TEMUAN kerusakan lingkungan di Kawasan Raja Ampat, Papua, cukup mengkhawatirkan kita semua sebagai anak bangsa.
Bukan saja karena Raja Ampat adalah salah satu simbol "ecotourism" dan geopark yang perlu dijaga secara serius, tapi juga karena pemerintah tidak memiliki “batas” dan “boundaries” sektoral yang jelas di saat memberikan izin kepada pelaku pertambangan untuk situasi dan lokasi khusus, bahkan super khusus, seperti Raja Ampat.
Dalam hemat saya, temuan-temuan tersebut mengindikasikan beberapa hal yang semestinya menjadi concern dan perhatian pemerintah, mulai dari sekarang sampai waktu-waktu mendatang.
Baca juga: Terbukti, Ada Kolam Limbah Tambang Nikel Raja Ampat Jebol dan Cemari Laut
Pertama, pemerintah masih menganggap pertambangan sebagai sektor “anak emas” dibanding sektor lainya, tanpa memikirkan imbasnya di masa depan terhadap kawasan, meskipun aktifitas pertambangan tersebut dilakukan di kawasan konservasi berstatus khusus.
Persoalan mindset ini perlu disesuaikan dengan keadaan saat ini.
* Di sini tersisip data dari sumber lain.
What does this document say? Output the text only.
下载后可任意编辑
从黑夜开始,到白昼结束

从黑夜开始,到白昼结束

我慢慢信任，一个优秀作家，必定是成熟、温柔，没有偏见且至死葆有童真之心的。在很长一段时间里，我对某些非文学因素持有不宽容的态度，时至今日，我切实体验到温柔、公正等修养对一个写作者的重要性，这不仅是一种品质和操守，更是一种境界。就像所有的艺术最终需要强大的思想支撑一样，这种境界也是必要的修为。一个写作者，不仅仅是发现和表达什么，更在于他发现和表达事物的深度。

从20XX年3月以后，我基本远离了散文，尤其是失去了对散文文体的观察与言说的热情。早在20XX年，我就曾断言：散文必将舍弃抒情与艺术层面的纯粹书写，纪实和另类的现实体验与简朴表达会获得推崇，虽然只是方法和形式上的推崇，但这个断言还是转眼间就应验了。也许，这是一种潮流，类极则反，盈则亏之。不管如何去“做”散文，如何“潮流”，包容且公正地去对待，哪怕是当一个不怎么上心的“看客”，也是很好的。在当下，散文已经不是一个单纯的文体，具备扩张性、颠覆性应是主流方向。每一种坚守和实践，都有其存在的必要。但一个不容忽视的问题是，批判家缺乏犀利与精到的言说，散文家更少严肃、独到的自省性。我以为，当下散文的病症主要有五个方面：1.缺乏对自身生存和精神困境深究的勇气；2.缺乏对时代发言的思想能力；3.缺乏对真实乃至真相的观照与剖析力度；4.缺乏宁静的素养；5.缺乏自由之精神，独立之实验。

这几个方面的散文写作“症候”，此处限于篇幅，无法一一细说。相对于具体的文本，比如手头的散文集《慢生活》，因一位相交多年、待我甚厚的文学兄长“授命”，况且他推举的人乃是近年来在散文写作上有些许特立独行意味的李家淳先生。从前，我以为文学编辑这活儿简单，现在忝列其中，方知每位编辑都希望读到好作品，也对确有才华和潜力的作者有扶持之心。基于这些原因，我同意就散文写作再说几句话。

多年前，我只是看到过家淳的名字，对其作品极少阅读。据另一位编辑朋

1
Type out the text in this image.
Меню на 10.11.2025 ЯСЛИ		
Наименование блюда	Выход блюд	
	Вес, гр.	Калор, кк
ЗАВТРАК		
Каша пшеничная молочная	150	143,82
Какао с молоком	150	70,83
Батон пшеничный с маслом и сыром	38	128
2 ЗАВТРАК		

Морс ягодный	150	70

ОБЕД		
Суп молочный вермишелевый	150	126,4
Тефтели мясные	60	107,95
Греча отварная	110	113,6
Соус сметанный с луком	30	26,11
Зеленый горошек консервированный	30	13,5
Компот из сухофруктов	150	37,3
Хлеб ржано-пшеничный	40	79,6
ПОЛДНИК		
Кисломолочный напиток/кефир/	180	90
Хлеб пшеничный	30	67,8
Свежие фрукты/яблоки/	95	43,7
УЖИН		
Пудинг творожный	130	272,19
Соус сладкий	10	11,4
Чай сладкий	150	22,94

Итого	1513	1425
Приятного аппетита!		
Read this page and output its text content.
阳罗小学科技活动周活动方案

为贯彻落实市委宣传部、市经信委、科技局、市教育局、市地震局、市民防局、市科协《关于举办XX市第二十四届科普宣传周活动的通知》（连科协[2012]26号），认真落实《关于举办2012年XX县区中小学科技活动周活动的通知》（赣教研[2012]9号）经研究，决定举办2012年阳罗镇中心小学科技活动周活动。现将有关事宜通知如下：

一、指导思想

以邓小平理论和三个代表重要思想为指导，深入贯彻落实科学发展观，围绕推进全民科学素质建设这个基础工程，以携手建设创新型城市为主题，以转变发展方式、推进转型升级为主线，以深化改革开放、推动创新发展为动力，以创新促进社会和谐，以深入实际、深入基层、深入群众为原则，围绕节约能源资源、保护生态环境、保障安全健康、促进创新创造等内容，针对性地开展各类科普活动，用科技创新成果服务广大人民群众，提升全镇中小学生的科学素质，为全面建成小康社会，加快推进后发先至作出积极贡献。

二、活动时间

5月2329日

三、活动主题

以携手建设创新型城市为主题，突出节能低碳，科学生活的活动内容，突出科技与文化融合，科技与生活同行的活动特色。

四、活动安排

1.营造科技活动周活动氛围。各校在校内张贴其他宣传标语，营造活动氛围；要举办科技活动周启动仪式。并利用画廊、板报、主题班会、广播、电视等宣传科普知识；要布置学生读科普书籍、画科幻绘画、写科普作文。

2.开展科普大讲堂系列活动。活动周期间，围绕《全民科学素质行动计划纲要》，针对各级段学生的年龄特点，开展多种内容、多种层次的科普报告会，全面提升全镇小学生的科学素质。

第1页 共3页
Sektor ekstraktif harus dipaksa untuk menyesuaikan diri dengan isu global yang sangat “concern” pada lingkungan di satu sisi.
Selain itu, beradaptasi dengan urgensi diversifikasi sektoral yang harus diupayakan pemerintah sesegera mungkin untuk menghindari ketergantungan berlebihan kepada satu sektor di sisi lain, dengan segala imbas dan risikonya untuk Indonesia.
Dengan kata lain, pemerintah perlu belajar dari kasus-kasus pertambangan nikel di Sulawesi, yang secara ekonomi dan sosial justru lebih merugikan Indonesia.
Sulawesi harus dijadikan bahan pelajaran penting di mana pemanfaatan keunggulan satu komoditas tertentu tidak semestinya mengorbankan masa depan Indonesia di waktu-waktu mendatang di berbagai bidang lainya.
Artinya, pemerintah sangat perlu menghindari terjadinya “reproduksi sosial” di Papua (meminjam istilah antropologi kritis), di mana segala persoalan yang terjadi di Sulawesi terkait dengan pertambangan nikel harus dihindari untuk terjadi kembali di Papua.
Kedua, untuk itu, aktifitas pertambangan yang diberikan izin di kawasan konservasi khusus di satu sisi dan berstatus strategis di bidang lain, seperti pariwisata, misalnya, di sisi lain, harus dikenai aturan yang jauh lebih ketat dibanding dengan aturan yang biasa diterapkan di kawasan lainya.
Jika perlu tidak hanya ketat, tapi juga dengan deretan sanksi keras dan menyakitkan.
Tujuannya agar imbas pertambangan di sekitar kawasan strategis pariwisata dan atau kawasan berstatus geopark dunia tidak membunuh potensi pariwisata di kawasan tersebut di kemudian hari.
Baca juga: Narasi Hijau Palsu: Dampak Nyata Tambang Nikel di Balik Mobil Listrik
Kelestarian alam, mulai dari biota laut, kontour lahan, bentuk asli kawasan, pola hidup masyarakat lokal, sampai pada eksistensi vegetasi di kawasan tersebut harus dipastikan terjaga dan terjamin, baik secara konstitusional maupun secara teknis operasional.
Selanjutnya ditinjau ulang dan dilakukan kajian independen khusus lanjutan yang komprehensif, sampai ditemukan formula baru dan aturan main baru yang lebih tepat serta lebih bisa diterima oleh semua pihak di satu sisi dan lebih memberikan ruang kepada Raja Ampat sebagai kawasan strategis pariwisata nasional untuk berkembang sebagaimana yang selama ini diharapkan di sisi lain.